Posts Tagged ‘bottle brew

That’s Mister Beer, to you, pal

- May 30th, 2012

A while back, I tried my hand at a pretty simple home brew kit, Mister Beer Bottle Brew.

Toss a yeast pill in a bottle of fresh beer mix and in a couple of weeks, you have yourself some delicious suds.

Except, it didn’t go as well as hoped. Kind of flat; not very flavourful.

But after some backlash from fans of the product and some positive PR from the company president, I gave Mister Beer another try.

The results? Mixed, but much better.

Mister Beer sent a selection of all of their beers, Red, Blonde, Cerveza, Pilsner, and Brown. Fellow Scoundrel Shawn Logan gave the Brown Ale a try, while honorary Scoundrel and Beer lover Dave Naylor, a fan of red and copper beers, was giving the Red Lager a try.

I took home the Blonde, the Cerveza and the Pilsner. And I liked them in that order as well.

Knowing that 14 days in my cooler-temperature townhouse wasn’t enough, I let all of them sit four full weeks fermenting. It may have been overkill, but I didn’t want results similar to my previous attempt.

In addition to the yeast pill, the Pilsner came with a “hop flavouring” capsule. Thinking “I love hoppy beer,” I opted to give it a try.

When it was finished, the beer had a clean, crisp taste, and a decent bitter note on the finish, but left almost a metallic aftertaste that, after sampling the other two varieties, I can only assume is from the hop pill. Were I to buy this one again, I would opt against the additive if I tried it again.

The Cerveza was serviceable, a decent drinking beer, with a frothy head, light amber in colour and a crisp finish. Not my favourite of the bunch, but it was OK.

The Blonde, meanwhile, was the standout.

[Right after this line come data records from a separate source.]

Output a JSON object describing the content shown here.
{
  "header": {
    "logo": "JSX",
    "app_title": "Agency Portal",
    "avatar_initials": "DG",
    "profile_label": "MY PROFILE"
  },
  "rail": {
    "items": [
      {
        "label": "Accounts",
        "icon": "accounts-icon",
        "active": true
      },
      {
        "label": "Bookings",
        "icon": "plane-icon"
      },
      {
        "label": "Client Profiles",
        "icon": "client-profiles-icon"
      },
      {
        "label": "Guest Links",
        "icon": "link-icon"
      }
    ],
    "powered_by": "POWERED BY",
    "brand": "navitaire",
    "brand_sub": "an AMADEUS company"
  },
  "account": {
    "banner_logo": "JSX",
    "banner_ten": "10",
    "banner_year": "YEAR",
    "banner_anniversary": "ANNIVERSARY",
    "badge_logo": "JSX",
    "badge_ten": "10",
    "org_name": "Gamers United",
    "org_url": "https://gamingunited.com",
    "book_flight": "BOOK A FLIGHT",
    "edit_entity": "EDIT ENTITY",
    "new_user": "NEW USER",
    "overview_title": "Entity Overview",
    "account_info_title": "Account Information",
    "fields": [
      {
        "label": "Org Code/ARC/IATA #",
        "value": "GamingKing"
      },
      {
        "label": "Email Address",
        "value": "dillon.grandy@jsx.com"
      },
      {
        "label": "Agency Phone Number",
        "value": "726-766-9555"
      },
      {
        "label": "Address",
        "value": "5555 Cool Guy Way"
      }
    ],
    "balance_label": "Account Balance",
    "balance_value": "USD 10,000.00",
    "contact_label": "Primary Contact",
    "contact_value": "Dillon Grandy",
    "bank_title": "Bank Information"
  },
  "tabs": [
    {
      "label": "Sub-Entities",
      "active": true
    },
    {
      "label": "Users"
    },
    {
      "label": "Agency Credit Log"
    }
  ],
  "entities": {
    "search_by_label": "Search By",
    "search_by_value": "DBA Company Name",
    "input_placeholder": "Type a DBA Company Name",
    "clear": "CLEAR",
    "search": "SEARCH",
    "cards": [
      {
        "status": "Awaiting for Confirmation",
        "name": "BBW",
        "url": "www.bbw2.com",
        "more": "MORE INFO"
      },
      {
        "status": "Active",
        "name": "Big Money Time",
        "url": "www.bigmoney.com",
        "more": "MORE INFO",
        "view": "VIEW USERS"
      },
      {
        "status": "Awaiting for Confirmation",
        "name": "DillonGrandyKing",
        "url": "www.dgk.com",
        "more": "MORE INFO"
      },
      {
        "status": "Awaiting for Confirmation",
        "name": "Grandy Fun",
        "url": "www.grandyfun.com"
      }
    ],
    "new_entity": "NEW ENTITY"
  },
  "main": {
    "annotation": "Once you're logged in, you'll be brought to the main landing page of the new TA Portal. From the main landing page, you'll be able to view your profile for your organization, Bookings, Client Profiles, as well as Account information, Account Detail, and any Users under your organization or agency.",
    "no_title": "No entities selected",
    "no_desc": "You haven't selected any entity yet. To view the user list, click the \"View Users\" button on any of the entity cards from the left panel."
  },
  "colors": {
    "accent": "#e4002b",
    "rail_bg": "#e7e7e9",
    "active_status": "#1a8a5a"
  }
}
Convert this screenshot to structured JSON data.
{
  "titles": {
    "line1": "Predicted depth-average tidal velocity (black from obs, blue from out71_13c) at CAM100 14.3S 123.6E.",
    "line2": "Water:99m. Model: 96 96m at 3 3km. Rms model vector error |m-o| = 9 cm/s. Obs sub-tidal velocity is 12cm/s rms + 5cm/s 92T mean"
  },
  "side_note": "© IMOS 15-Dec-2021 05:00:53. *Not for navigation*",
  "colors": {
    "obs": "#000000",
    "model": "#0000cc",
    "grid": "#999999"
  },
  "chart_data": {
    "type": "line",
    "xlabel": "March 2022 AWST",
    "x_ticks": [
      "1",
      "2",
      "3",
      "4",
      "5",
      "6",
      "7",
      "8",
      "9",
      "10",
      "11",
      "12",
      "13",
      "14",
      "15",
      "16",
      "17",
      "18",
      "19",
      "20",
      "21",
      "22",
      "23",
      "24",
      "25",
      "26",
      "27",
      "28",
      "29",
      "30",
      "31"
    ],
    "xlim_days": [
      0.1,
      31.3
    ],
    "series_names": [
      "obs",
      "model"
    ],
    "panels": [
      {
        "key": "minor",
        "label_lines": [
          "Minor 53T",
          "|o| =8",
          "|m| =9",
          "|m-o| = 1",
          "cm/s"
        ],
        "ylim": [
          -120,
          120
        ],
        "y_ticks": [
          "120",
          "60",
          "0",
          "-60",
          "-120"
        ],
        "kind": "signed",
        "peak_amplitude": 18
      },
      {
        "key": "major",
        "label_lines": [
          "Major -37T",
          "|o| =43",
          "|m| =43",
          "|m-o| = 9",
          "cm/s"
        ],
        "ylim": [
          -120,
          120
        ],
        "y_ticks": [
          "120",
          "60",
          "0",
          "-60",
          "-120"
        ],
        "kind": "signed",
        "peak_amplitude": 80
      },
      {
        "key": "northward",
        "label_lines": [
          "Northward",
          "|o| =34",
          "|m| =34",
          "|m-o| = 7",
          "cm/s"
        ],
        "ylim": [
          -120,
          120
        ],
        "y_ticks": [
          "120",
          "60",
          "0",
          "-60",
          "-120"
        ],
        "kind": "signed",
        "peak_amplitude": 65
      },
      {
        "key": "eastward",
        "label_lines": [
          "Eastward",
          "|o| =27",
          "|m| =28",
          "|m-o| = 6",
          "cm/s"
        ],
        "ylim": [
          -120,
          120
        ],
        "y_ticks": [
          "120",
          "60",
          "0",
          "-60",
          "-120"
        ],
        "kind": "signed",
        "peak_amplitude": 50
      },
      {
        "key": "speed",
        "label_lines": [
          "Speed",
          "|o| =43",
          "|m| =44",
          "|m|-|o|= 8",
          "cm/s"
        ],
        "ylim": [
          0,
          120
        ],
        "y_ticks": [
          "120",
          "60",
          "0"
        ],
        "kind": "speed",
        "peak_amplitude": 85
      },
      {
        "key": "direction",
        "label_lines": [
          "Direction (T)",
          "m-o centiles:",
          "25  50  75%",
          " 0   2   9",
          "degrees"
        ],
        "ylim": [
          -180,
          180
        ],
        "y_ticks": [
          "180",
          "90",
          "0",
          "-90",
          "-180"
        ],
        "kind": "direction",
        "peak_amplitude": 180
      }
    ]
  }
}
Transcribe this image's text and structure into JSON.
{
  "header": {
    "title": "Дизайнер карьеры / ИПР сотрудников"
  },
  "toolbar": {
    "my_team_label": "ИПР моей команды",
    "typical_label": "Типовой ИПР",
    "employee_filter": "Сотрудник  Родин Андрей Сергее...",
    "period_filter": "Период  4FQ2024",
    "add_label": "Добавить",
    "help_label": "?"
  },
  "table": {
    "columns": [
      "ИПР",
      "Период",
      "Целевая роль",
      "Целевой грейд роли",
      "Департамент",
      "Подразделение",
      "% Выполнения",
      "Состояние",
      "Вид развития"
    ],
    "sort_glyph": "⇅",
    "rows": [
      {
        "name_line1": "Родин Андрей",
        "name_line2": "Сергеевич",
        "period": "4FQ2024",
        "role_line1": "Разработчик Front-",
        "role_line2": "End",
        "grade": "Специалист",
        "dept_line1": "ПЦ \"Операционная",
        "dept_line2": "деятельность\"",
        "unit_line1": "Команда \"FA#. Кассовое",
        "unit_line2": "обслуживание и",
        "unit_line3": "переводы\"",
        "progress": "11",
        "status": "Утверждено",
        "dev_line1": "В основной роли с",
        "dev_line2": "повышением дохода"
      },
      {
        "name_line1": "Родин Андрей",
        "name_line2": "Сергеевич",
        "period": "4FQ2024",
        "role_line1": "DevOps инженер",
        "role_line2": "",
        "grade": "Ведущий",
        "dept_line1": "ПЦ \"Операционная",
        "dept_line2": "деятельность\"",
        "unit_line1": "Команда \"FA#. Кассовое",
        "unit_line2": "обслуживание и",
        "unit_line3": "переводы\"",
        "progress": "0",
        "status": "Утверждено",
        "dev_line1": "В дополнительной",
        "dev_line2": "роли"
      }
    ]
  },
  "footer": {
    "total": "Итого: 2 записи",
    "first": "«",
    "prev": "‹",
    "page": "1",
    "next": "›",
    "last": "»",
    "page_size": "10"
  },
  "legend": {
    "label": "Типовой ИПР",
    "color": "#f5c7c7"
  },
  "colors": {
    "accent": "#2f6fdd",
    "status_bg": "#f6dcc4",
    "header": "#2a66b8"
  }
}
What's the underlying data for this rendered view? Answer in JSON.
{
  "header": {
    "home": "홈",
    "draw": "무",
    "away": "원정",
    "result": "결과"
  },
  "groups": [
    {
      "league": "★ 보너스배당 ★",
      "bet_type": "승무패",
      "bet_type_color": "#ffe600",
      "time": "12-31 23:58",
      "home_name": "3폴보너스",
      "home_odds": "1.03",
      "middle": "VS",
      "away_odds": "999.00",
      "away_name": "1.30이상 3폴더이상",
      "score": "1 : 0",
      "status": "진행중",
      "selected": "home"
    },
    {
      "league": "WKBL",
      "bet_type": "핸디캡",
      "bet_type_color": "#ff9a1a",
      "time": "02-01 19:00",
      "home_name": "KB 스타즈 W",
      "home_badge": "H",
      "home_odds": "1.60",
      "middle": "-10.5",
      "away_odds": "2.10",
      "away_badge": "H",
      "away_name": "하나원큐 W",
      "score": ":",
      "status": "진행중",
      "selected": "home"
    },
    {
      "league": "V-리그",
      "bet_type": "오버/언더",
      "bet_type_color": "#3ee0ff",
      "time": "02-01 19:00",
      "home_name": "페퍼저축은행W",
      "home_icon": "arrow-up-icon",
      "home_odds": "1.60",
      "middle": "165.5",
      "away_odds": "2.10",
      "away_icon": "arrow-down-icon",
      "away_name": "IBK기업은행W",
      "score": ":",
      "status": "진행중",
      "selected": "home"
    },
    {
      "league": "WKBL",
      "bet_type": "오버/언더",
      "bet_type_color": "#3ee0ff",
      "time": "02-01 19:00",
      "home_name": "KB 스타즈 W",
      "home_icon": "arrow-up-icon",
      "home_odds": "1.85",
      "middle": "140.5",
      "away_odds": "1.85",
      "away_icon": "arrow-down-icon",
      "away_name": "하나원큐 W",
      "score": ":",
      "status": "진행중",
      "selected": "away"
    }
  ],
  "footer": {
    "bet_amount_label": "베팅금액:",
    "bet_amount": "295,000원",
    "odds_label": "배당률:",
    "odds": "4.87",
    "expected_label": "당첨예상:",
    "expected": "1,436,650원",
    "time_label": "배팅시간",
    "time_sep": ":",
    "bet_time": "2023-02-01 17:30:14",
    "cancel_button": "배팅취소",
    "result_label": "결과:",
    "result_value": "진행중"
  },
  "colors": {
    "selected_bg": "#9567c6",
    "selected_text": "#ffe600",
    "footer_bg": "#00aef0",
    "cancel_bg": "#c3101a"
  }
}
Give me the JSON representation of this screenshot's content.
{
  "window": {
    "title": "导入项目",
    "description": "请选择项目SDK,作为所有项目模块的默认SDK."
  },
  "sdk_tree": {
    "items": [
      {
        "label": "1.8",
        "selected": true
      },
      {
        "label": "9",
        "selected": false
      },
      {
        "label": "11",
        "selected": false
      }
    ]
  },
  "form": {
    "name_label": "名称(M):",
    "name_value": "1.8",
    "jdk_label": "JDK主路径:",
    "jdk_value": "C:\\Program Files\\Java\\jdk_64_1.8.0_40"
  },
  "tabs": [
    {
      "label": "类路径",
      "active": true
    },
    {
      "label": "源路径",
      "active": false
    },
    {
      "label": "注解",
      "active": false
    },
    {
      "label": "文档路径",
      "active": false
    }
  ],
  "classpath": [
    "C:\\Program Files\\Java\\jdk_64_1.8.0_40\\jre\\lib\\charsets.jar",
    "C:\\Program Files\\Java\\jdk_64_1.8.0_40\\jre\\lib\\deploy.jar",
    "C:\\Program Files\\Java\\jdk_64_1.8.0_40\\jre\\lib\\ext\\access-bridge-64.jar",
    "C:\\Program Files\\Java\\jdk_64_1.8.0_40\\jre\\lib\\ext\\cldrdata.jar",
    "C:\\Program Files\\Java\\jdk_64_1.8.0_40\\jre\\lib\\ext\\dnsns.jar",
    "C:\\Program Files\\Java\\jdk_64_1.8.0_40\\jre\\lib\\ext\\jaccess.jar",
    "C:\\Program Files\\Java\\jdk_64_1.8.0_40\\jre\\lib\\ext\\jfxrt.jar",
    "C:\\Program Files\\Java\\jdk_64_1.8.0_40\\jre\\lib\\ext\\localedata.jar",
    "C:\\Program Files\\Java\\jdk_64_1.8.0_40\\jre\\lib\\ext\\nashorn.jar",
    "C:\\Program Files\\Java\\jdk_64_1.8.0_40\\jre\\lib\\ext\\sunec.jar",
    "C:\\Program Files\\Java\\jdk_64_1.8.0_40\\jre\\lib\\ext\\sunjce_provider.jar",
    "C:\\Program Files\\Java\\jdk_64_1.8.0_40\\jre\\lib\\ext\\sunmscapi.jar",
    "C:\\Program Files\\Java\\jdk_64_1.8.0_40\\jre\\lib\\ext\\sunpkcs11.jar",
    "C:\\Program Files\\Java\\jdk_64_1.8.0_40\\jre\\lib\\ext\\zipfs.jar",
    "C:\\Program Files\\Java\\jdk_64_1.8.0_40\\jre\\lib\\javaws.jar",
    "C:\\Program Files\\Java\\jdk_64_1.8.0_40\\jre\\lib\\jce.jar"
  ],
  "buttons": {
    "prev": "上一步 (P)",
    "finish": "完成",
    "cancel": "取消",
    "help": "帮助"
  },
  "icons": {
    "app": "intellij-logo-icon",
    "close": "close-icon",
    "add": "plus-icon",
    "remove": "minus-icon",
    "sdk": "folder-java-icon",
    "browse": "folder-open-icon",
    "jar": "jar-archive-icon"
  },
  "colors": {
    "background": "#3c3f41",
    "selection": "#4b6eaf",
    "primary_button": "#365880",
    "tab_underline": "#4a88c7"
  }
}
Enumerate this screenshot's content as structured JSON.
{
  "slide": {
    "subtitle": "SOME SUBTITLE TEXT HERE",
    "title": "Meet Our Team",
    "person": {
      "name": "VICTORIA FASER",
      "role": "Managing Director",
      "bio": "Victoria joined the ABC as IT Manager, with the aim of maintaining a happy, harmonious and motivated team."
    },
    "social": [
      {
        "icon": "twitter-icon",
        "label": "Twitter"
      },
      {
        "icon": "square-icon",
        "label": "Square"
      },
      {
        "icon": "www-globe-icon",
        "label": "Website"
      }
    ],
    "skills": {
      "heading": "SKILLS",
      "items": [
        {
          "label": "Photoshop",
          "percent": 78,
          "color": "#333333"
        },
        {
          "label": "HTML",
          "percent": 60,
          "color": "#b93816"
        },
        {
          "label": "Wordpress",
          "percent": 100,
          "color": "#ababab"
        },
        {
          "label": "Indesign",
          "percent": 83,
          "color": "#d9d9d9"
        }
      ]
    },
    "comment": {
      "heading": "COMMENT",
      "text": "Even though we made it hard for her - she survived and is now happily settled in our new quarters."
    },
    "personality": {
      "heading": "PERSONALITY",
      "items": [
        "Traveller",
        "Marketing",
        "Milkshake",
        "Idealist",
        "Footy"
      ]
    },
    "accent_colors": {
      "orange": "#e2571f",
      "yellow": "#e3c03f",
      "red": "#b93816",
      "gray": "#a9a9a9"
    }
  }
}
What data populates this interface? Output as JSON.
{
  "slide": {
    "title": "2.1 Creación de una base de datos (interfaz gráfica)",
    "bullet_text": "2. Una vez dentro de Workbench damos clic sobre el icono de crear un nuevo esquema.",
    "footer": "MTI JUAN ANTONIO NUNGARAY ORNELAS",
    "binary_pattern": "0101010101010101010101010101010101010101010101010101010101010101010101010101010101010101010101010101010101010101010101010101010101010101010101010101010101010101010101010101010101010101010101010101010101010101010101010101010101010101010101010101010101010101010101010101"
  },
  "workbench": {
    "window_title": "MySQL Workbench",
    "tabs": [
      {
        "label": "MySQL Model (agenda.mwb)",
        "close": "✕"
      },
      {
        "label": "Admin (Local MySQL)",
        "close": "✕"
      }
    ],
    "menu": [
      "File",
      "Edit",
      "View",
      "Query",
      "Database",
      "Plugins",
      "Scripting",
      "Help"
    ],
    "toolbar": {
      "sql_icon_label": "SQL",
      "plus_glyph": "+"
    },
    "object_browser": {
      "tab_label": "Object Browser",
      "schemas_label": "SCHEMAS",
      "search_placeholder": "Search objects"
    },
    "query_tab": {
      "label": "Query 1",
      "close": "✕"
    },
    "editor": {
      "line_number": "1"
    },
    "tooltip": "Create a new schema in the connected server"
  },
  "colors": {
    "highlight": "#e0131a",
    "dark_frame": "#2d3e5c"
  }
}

More flavourful than I expected for such a light-coloured beer, with lemon notes, even a little apple, the right amount of sweetness and a crisp finish. I’m glad I opted against the lime flavouring pill that came with this one too, given how the hop pill turned out for me. Even if it didn’t detract from how the Blonde presented itself, I don’t think this one needs any help. This would be my recommendation, and one I’d buy in the future.

But I still think the directions could be a little more clear, to indicate, that if you want your beer done in the two weeks, it needs to be kept at 25-28C and if you keep your house at 18-20C, as do a lot of people, it could take upwards of four weeks.

Mister Beer misses

- March 27th, 2012

A little while back, I happened upon Mister Beer Bottle Brew while at my local grocery store.

And I jumped at the chance to try it out.

After following the directions on the label, and leaving the brew to ferment for two weeks, I was eager to get a taste of the Red Lager.

The results? The flavour wasn’t as bold as I had hoped, and it fell a little flat.

I don’t want to judge a whole product line on one taste, and I may well try again at some point, but it wasn’t the best first impression.

Who knows. Maybe I did something wrong — but there’s not much to do at all. That’s the whole point. Drop in the pill, let it do its thing, chill and enjoy.

If any of you out there have had the chance to try and had a different result, feel free to contact me: dave.breakenridge@sunmedia.ca

I’ll publish any of your experience in this space.

Bottling my reservations

- February 11th, 2012

MisterBeer

The bottle had been eyeing me the last couple of times I passed by it at my neighbourhood Co-Op grocery store.

The smiling guy with the close-cropped hair staring down from the beer-kit shelves, next to the wine-making supplies.

No-muss, no-fuss, fresh-brewed beer, in just a couple of weeks.

How could I say no?

I’ve always been curious about making my own wine or beer at home, but at the same time leery.

Why would I put in the time to do what the pros are doing, and doing quite well?

Mister Beer Bottle Brew takes the work out of the equation, and claims to be quite different than traditional home beer-making kits.

From Mister Beer’s Facebook page:
“Most home-brew kits are based on a dehydrated malt or liquid concentrated malt. You then add water, boil, ferment, sterilize bottles, etc. It seems like a lot of work with marginal results. Any real brewer or beer lover equates this to an orange juice made from crystals like Tang or a concentrated orange juice, versus freshly squeezed orange juice. The end result can’t possibly be very good.

“Mister Beer Bottle Brew is craft-brewed, the same way all premium beers are made. Then, instead of fermenting it, we bottle it. After you buy it, you simply add our specially selected brewer’s yeast which triggers the fermentation in your home, right in the bottle.”

In two weeks, I’m told, I’ll have delicious, fresh-tasting beer. For the low price of $5 for 2 litres, it seemed like a good bargain as well.

I’m halfway through the waiting period, and I’m starting to get really curious about what it will taste like.

It may not wind up rivalling my favourite beers, but I give the makers of Mister Beer credit for a unique product and marketing strategy.